High Profile Case Brings Injunctions Under The Spotlight


The Supreme Court has today ruled that an injunction banning the naming of a celebrity involved in an alleged extra-marital relationship should stay in place.

Known in court as PJS, the celebrity successfully appealed against an earlier Court of Appeal ruling lifting the ban on the name being published within the  media in England and Wales.

The story had already been published in Scotland, America and Canada and the Sun on Sunday argued it should be able to run it also.

In the judgement, four of the five justices decided there was an absence of any public interest to justify publishing the man's identity. 

Expert Opinion
"This decision will surprise many, as it was thought that due to widespread publication of the identities of ‘PJS’ and ‘YMA’ outside England and Wales, particularly on the internet meant, that the interim injunction was rendered effectively worthless.
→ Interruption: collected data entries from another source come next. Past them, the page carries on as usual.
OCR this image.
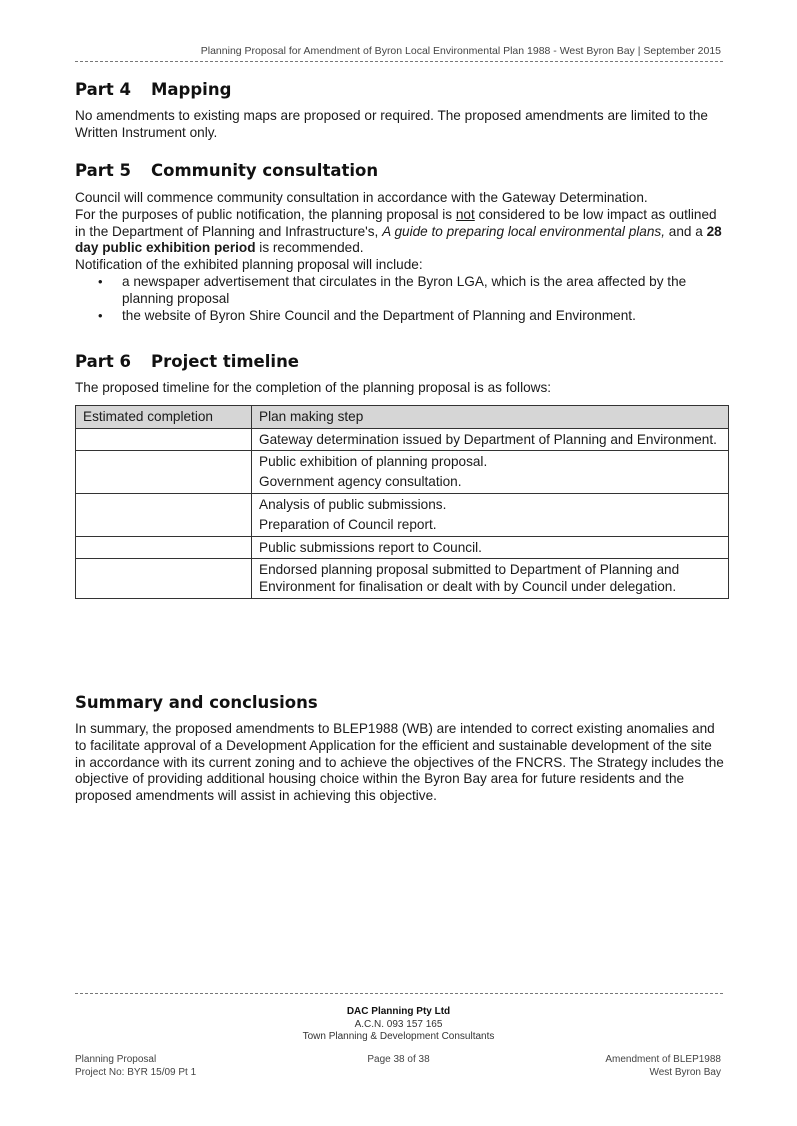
Planning Proposal for Amendment of Byron Local Environmental Plan 1988 - West Byron Bay | September 2015
Part 4 Mapping

No amendments to existing maps are proposed or required. The proposed amendments are limited to the Written Instrument only.

Part 5 Community consultation

Council will commence community consultation in accordance with the Gateway Determination.

For the purposes of public notification, the planning proposal is not considered to be low impact as outlined in the Department of Planning and Infrastructure's, A guide to preparing local environmental plans, and a 28 day public exhibition period is recommended.

Notification of the exhibited planning proposal will include:

• a newspaper advertisement that circulates in the Byron LGA, which is the area affected by the planning proposal
• the website of Byron Shire Council and the Department of Planning and Environment.
Part 6 Project timeline

The proposed timeline for the completion of the planning proposal is as follows:

Estimated completion	Plan making step

	Gateway determination issued by Department of Planning and Environment.

	Public exhibition of planning proposal.
Government agency consultation.

	Analysis of public submissions.
Preparation of Council report.

	Public submissions report to Council.

	Endorsed planning proposal submitted to Department of Planning and Environment for finalisation or dealt with by Council under delegation.
Summary and conclusions

In summary, the proposed amendments to BLEP1988 (WB) are intended to correct existing anomalies and to facilitate approval of a Development Application for the efficient and sustainable development of the site in accordance with its current zoning and to achieve the objectives of the FNCRS. The Strategy includes the objective of providing additional housing choice within the Byron Bay area for future residents and the proposed amendments will assist in achieving this objective.

DAC Planning Pty Ltd
A.C.N. 093 157 165
Town Planning & Development Consultants
Planning Proposal
Project No: BYR 15/09 Pt 1
Page 38 of 38	Amendment of BLEP1988
West Byron Bay
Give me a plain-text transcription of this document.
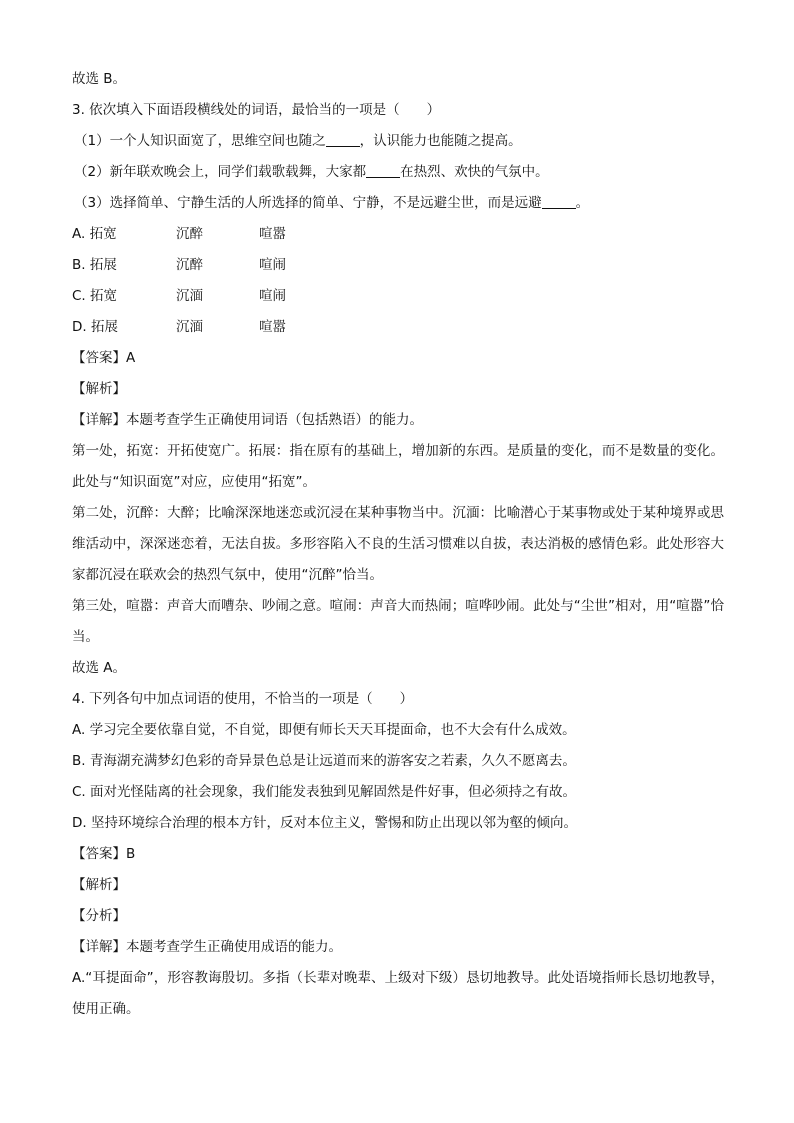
故选 B。
3. 依次填入下面语段横线处的词语，最恰当的一项是（　　）
（1）一个人知识面宽了，思维空间也随之	，认识能力也能随之提高。
（2）新年联欢晚会上，同学们载歌载舞，大家都	在热烈、欢快的气氛中。
（3）选择简单、宁静生活的人所选择的简单、宁静，不是远避尘世，而是远避	。
A. 拓宽	沉醉	喧嚣
B. 拓展	沉醉	喧闹
C. 拓宽	沉湎	喧闹
D. 拓展	沉湎	喧嚣
【答案】A
【解析】
【详解】本题考查学生正确使用词语（包括熟语）的能力。
第一处，拓宽：开拓使宽广。拓展：指在原有的基础上，增加新的东西。是质量的变化，而不是数量的变化。此处与“知识面宽”对应，应使用“拓宽”。
第二处，沉醉：大醉；比喻深深地迷恋或沉浸在某种事物当中。沉湎：比喻潜心于某事物或处于某种境界或思维活动中，深深迷恋着，无法自拔。多形容陷入不良的生活习惯难以自拔，表达消极的感情色彩。此处形容大家都沉浸在联欢会的热烈气氛中，使用“沉醉”恰当。
第三处，喧嚣：声音大而嘈杂、吵闹之意。喧闹：声音大而热闹；喧哗吵闹。此处与“尘世”相对，用“喧嚣”恰当。
故选 A。
4. 下列各句中加点词语的使用，不恰当的一项是（　　）
A. 学习完全要依靠自觉，不自觉，即便有师长天天耳提面命，也不大会有什么成效。
B. 青海湖充满梦幻色彩的奇异景色总是让远道而来的游客安之若素，久久不愿离去。
C. 面对光怪陆离的社会现象，我们能发表独到见解固然是件好事，但必须持之有故。
D. 坚持环境综合治理的根本方针，反对本位主义，警惕和防止出现以邻为壑的倾向。
【答案】B
【解析】
【分析】
【详解】本题考查学生正确使用成语的能力。
A.“耳提面命”，形容教诲殷切。多指（长辈对晚辈、上级对下级）恳切地教导。此处语境指师长恳切地教导，使用正确。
However, the Supreme Court has found that there is a difference between the identity of the celebrity being revealed on internet pages and social media and what the court called the 'media storm' that would follow, both in the newspapers and online, if the injunction were to be lifted.
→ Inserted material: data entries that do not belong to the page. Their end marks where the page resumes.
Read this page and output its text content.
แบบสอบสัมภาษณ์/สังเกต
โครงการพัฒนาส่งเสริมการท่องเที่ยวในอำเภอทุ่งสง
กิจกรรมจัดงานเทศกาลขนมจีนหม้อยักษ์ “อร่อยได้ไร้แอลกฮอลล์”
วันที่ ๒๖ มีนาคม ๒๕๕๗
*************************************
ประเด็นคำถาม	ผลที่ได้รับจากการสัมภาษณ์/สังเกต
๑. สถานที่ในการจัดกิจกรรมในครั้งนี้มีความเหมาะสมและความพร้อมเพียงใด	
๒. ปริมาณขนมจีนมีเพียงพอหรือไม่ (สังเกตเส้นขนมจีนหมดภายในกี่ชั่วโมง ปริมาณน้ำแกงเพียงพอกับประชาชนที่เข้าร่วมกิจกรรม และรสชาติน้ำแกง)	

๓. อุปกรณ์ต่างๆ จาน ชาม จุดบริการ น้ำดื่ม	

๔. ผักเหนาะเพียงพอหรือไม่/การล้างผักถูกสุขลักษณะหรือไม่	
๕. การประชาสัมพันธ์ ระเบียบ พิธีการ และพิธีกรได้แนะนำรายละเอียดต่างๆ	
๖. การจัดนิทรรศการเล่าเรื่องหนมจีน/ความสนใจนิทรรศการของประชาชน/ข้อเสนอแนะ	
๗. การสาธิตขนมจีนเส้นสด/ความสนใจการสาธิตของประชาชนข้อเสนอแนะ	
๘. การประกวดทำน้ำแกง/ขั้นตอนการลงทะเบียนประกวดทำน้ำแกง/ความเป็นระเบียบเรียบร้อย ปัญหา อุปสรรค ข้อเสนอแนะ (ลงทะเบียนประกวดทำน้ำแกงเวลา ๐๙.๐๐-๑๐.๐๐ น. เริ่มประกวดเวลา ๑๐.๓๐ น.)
"The Supreme Court criticised the Court of Appeal’s decision to lift the injunction commenting that it had given too much weight to the rights of freedom of expression and insufficient weight to PJS’s rights of privacy. The Supreme Court was keen to point out that these rights should always be balanced and neither has preference over the other; there was simply insufficient public interest in the sexual exploits of a celebrity to justify publication.
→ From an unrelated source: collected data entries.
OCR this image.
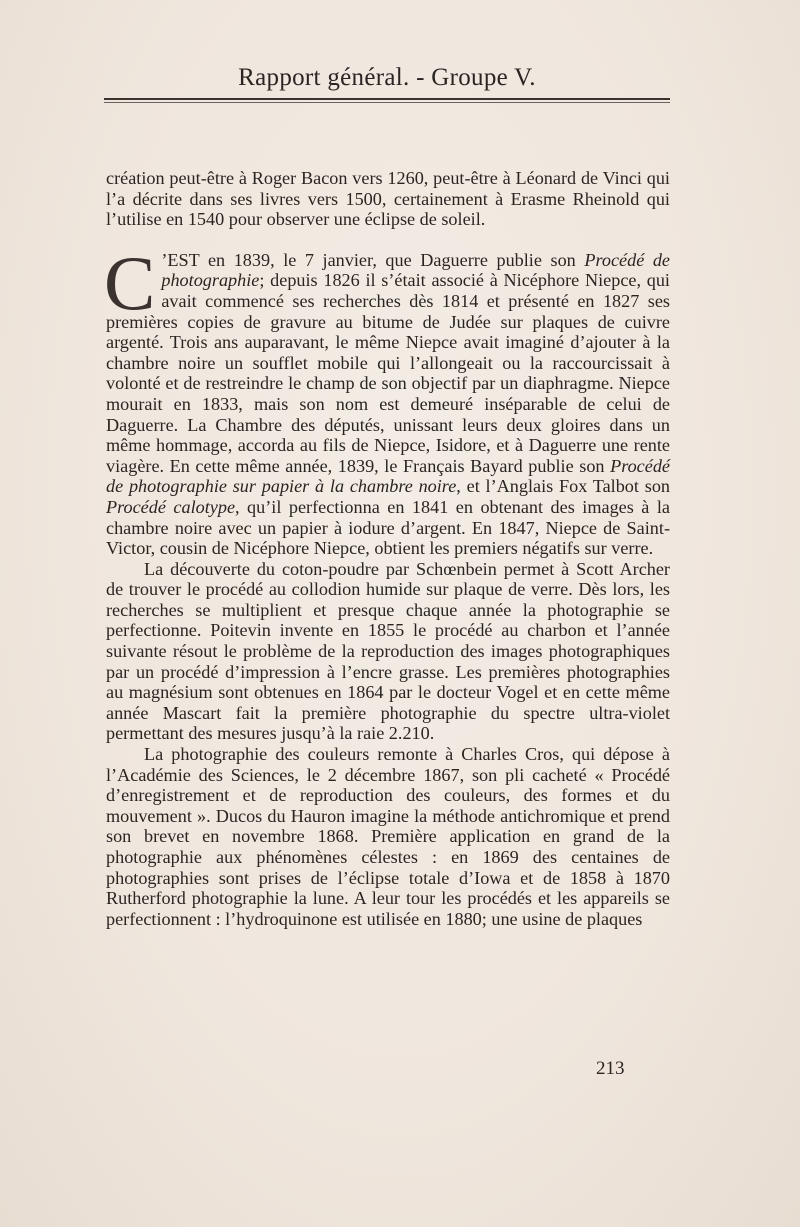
Rapport général. - Groupe V.

création peut-être à Roger Bacon vers 1260, peut-être à Léonard de Vinci qui l’a décrite dans ses livres vers 1500, certainement à Erasme Rheinold qui l’utilise en 1540 pour observer une éclipse de soleil.

C ’EST en 1839, le 7 janvier, que Daguerre publie son Procédé de photographie; depuis 1826 il s’était associé à Nicéphore Niepce, qui avait commencé ses recherches dès 1814 et présenté en 1827 ses premières copies de gravure au bitume de Judée sur plaques de cuivre argenté. Trois ans auparavant, le même Niepce avait imaginé d’ajouter à la chambre noire un soufflet mobile qui l’allongeait ou la raccourcissait à volonté et de restreindre le champ de son objectif par un diaphragme. Niepce mourait en 1833, mais son nom est demeuré inséparable de celui de Daguerre. La Chambre des députés, unissant leurs deux gloires dans un même hommage, accorda au fils de Niepce, Isidore, et à Daguerre une rente viagère. En cette même année, 1839, le Français Bayard publie son Procédé de photographie sur papier à la chambre noire, et l’Anglais Fox Talbot son Procédé calotype, qu’il perfectionna en 1841 en obtenant des images à la chambre noire avec un papier à iodure d’argent. En 1847, Niepce de Saint-Victor, cousin de Nicéphore Niepce, obtient les premiers négatifs sur verre.

La découverte du coton-poudre par Schœnbein permet à Scott Archer de trouver le procédé au collodion humide sur plaque de verre. Dès lors, les recherches se multiplient et presque chaque année la photographie se perfectionne. Poitevin invente en 1855 le procédé au charbon et l’année suivante résout le problème de la reproduction des images photographiques par un procédé d’impression à l’encre grasse. Les premières photographies au magnésium sont obtenues en 1864 par le docteur Vogel et en cette même année Mascart fait la première photographie du spectre ultra-violet permettant des mesures jusqu’à la raie 2.210.

La photographie des couleurs remonte à Charles Cros, qui dépose à l’Académie des Sciences, le 2 décembre 1867, son pli cacheté « Procédé d’enregistrement et de reproduction des couleurs, des formes et du mouvement ». Ducos du Hauron imagine la méthode antichromique et prend son brevet en novembre 1868. Première application en grand de la photographie aux phénomènes célestes : en 1869 des centaines de photographies sont prises de l’éclipse totale d’Iowa et de 1858 à 1870 Rutherford photographie la lune. A leur tour les procédés et les appareils se perfectionnent : l’hydroquinone est utilisée en 1880; une usine de plaques

213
"Following the Ryan Giggs case it looked as though the age of celebrity injunctions was at an end, with the internet and social media effectively rendering the embargo on publication of Giggs and his activities pointless. Following today’s decision, that is not the case. Quite to contrary, the Supreme Court’s decision is likely to mean that far more celebrities will now have the confidence and fortitude in looking to the Courts for privacy injunctions to stop details of their private lives being published."